Aspel seconds the need to improve the boardwalk. “No matter what we do, it’s going to need to be renovated,” he said, noting that the boardwalk “hasn’t been updated in years.”
“The city tries to keep it clean, but you can’t put in new walk paths there, because it’s going to be torn up anyway [during the CenterCal build]. It’s a matter of getting quality tenants that people will go down to see…but hopefully not so popular that locals at the Village Condos will have a hard time with, because that’s a noise issue,” he said.
Carlos Raygoza, of incoming business The Slip Bar and Grill (which looks to open in June), hopes that the business that he and his partners are creating will be able to match the popularity of nearby Boardwalk anchor Naja’s Place. Their plan is to provide the boardwalk with a place to get high-quality food for reasonable boardwalk prices — the kind of place, Raygoza hopes, will grow from word of mouth.
“When we come down here and have beers at Naja’s, we’ve found there’s no place here that has really good food. Everyone wants a decent meal, but there’s no place that has a casual atmosphere to eat and catch a game. There’s a need for this type of place here.”
“We had a concept and a vision to create what there’s a lack of here: Healthier, not-common bar food at a price point that’s not sky-high,” he said. “We want to create something cool and comfortable, in an environment where people want to come and have a good time, with good libations and good music.”
The goal, he says, is to take part in giving the boardwalk new life, and a bit of a “facelift,” he says — and if they can get in on the ground floor with Centercal, well, so much the better.
“I understand that it’s going going to be here a few years before [the CenterCal development] opens, but our idea was to come in and establish ourselves, and then get into the new space,” he said. “We’ll have a little infusion of life down here — it’s going to be nice. Hopefully we’ll change the demographic a little bit.”

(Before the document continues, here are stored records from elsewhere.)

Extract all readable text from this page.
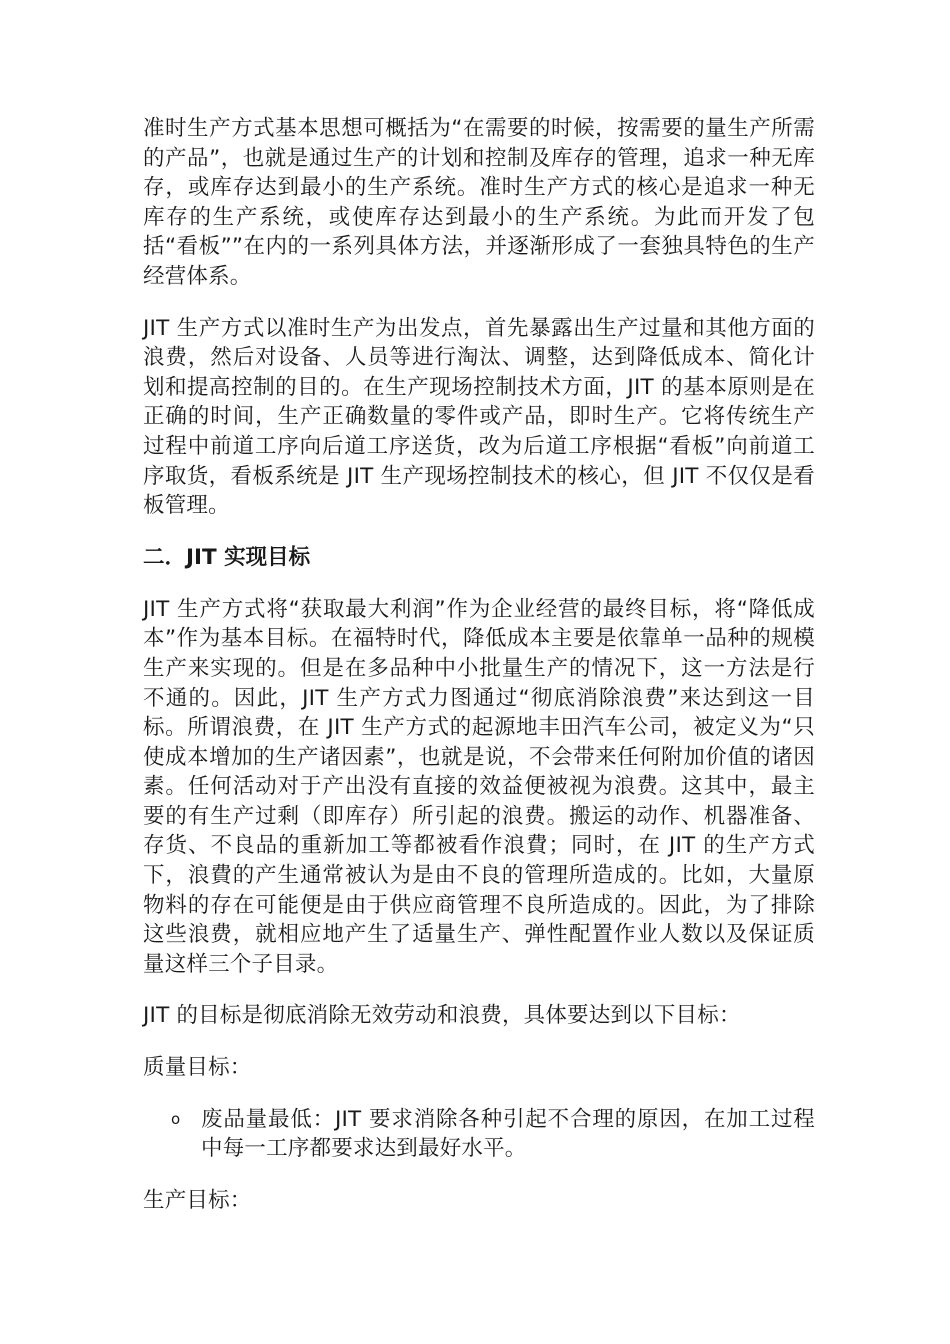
准时生产方式基本思想可概括为“在需要的时候，按需要的量生产所需的产品”，也就是通过生产的计划和控制及库存的管理，追求一种无库存，或库存达到最小的生产系统。准时生产方式的核心是追求一种无库存的生产系统，或使库存达到最小的生产系统。为此而开发了包括“看板””在内的一系列具体方法，并逐渐形成了一套独具特色的生产经营体系。

JIT 生产方式以准时生产为出发点，首先暴露出生产过量和其他方面的浪费，然后对设备、人员等进行淘汰、调整，达到降低成本、简化计划和提高控制的目的。在生产现场控制技术方面，JIT 的基本原则是在正确的时间，生产正确数量的零件或产品，即时生产。它将传统生产过程中前道工序向后道工序送货，改为后道工序根据“看板”向前道工序取货，看板系统是 JIT 生产现场控制技术的核心，但 JIT 不仅仅是看板管理。

二．JIT 实现目标

JIT 生产方式将“获取最大利润”作为企业经营的最终目标，将“降低成本”作为基本目标。在福特时代，降低成本主要是依靠单一品种的规模生产来实现的。但是在多品种中小批量生产的情况下，这一方法是行不通的。因此，JIT 生产方式力图通过“彻底消除浪费”来达到这一目标。所谓浪费，在 JIT 生产方式的起源地丰田汽车公司，被定义为“只使成本增加的生产诸因素”，也就是说，不会带来任何附加价值的诸因素。任何活动对于产出没有直接的效益便被视为浪费。这其中，最主要的有生产过剩（即库存）所引起的浪费。搬运的动作、机器准备、存货、不良品的重新加工等都被看作浪費；同时，在 JIT 的生产方式下，浪費的产生通常被认为是由不良的管理所造成的。比如，大量原物料的存在可能便是由于供应商管理不良所造成的。因此，为了排除这些浪费，就相应地产生了适量生产、弹性配置作业人数以及保证质量这样三个子目录。

JIT 的目标是彻底消除无效劳动和浪费，具体要达到以下目标：

质量目标：

o 废品量最低：JIT 要求消除各种引起不合理的原因，在加工过程中每一工序都要求达到最好水平。

生产目标：
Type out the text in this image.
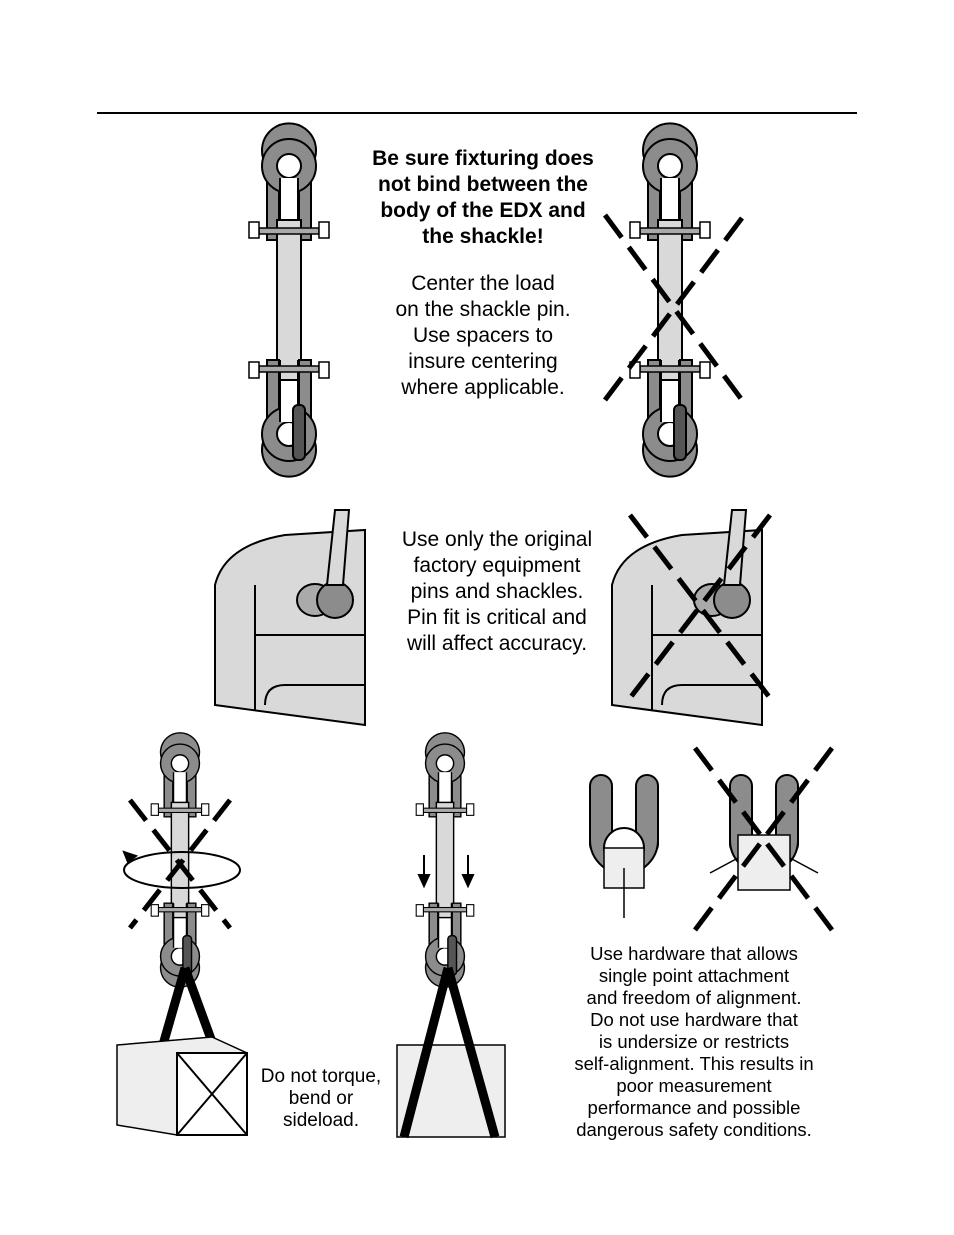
Be sure fixturing does
not bind between the
body of the EDX and
the shackle!
Center the load
on the shackle pin.
Use spacers to
insure centering
where applicable.
Use only the original
factory equipment
pins and shackles.
Pin fit is critical and
will affect accuracy.
Do not torque,
bend or
sideload.
Use hardware that allows
single point attachment
and freedom of alignment.
Do not use hardware that
is undersize or restricts
self-alignment. This results in
poor measurement
performance and possible
dangerous safety conditions.
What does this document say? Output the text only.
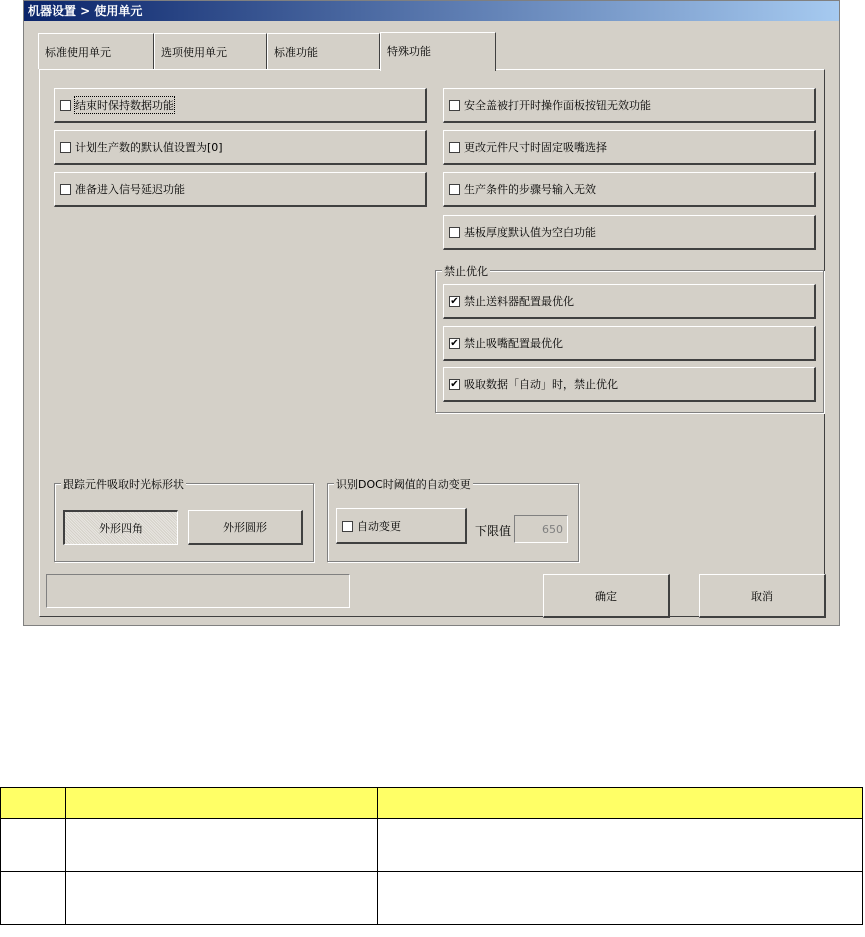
机器设置 > 使用单元
标准使用单元	选项使用单元	标准功能	特殊功能
结束时保持数据功能
计划生产数的默认值设置为[0]
准备进入信号延迟功能
安全盖被打开时操作面板按钮无效功能
更改元件尺寸时固定吸嘴选择
生产条件的步骤号输入无效
基板厚度默认值为空白功能
禁止优化
✔ 禁止送料器配置最优化
✔ 禁止吸嘴配置最优化
✔ 吸取数据「自动」时，禁止优化
跟踪元件吸取时光标形状
外形四角	外形圆形
识别DOC时阈值的自动变更
自动变更	下限值	650
确定	取消
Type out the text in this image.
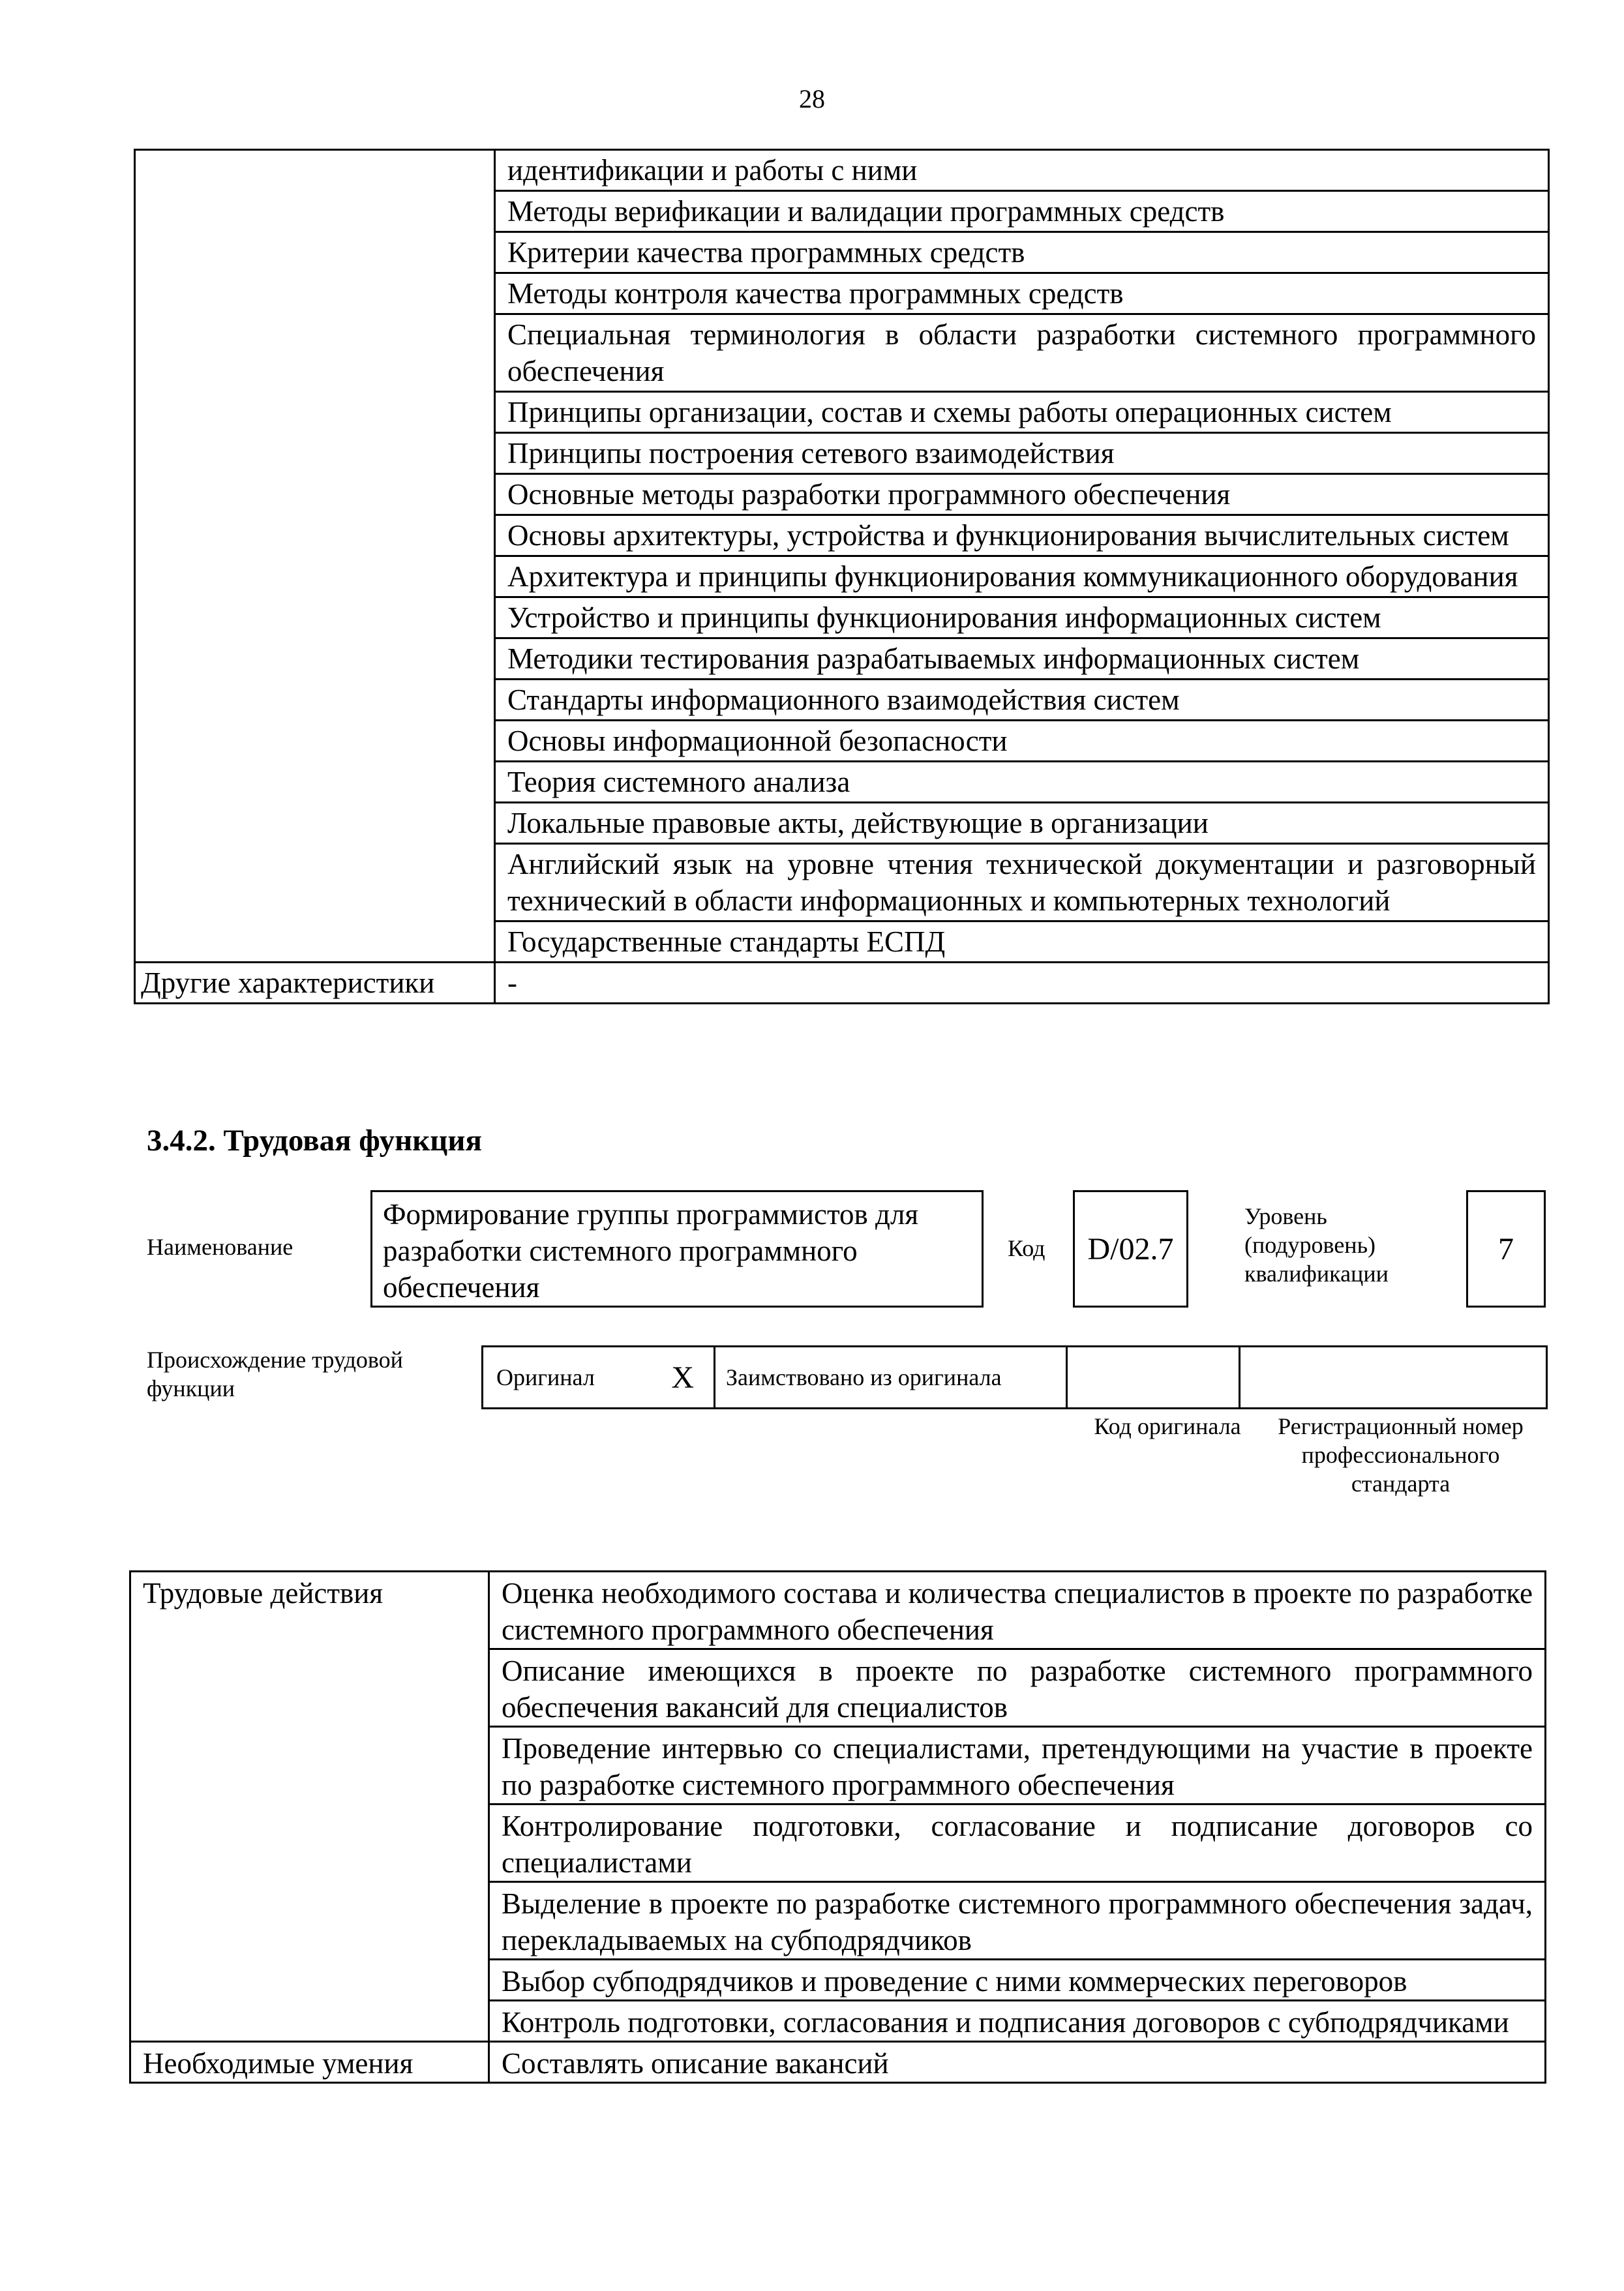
28
	идентификации и работы с ними
	Методы верификации и валидации программных средств
	Критерии качества программных средств
	Методы контроля качества программных средств
	Специальная терминология в области разработки системного программного обеспечения
	Принципы организации, состав и схемы работы операционных систем
	Принципы построения сетевого взаимодействия
	Основные методы разработки программного обеспечения
	Основы архитектуры, устройства и функционирования вычислительных систем
	Архитектура и принципы функционирования коммуникационного оборудования
	Устройство и принципы функционирования информационных систем
	Методики тестирования разрабатываемых информационных систем
	Стандарты информационного взаимодействия систем
	Основы информационной безопасности
	Теория системного анализа
	Локальные правовые акты, действующие в организации
	Английский язык на уровне чтения технической документации и разговорный технический в области информационных и компьютерных технологий
	Государственные стандарты ЕСПД
Другие характеристики	-
3.4.2. Трудовая функция
Наименование
Формирование группы программистов для разработки системного программного обеспечения
Код	D/02.7
Уровень (подуровень) квалификации
7
Происхождение трудовой функции	Оригинал	X	Заимствовано из оригинала		
Код оригинала	Регистрационный номер профессионального стандарта
Трудовые действия	Оценка необходимого состава и количества специалистов в проекте по разработке системного программного обеспечения
	Описание имеющихся в проекте по разработке системного программного обеспечения вакансий для специалистов
	Проведение интервью со специалистами, претендующими на участие в проекте по разработке системного программного обеспечения
	Контролирование подготовки, согласование и подписание договоров со специалистами
	Выделение в проекте по разработке системного программного обеспечения задач, перекладываемых на субподрядчиков
	Выбор субподрядчиков и проведение с ними коммерческих переговоров
	Контроль подготовки, согласования и подписания договоров с субподрядчиками
Необходимые умения	Составлять описание вакансий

George Soros, an owner of R10 Social House and Captain Kidd’s Fish Market, thinks that the injection of new life into the area is nothing but positive — though he’s cautiously optimistic.
“I think the challenge for [CenterCal] is to develop something that everybody in the city wants, something that’s conducive to the area from an aesthetic standpoint that’s great for residents and business owners,” he said. “Me being both, I don’t want a giant monstrosity mall that people are worried about, but I want an area I can walk to where my kids and family feel safe, and I could work at the same time. I think the ones that don’t want to grow, their reservation is that it’ll be too big, too much, too many.”
Page, a 25 year veteran of the Marina, doesn’t share that concern. “You can put up any structure in the world, but you’re never going to lose that human appeal. The human factor of our community that isn’t going to change.”
“I just get prouder and prouder of my waterfront,” she said. “I’m proud of everyone taking a gamble and everyone who knows how good we’re going to be.”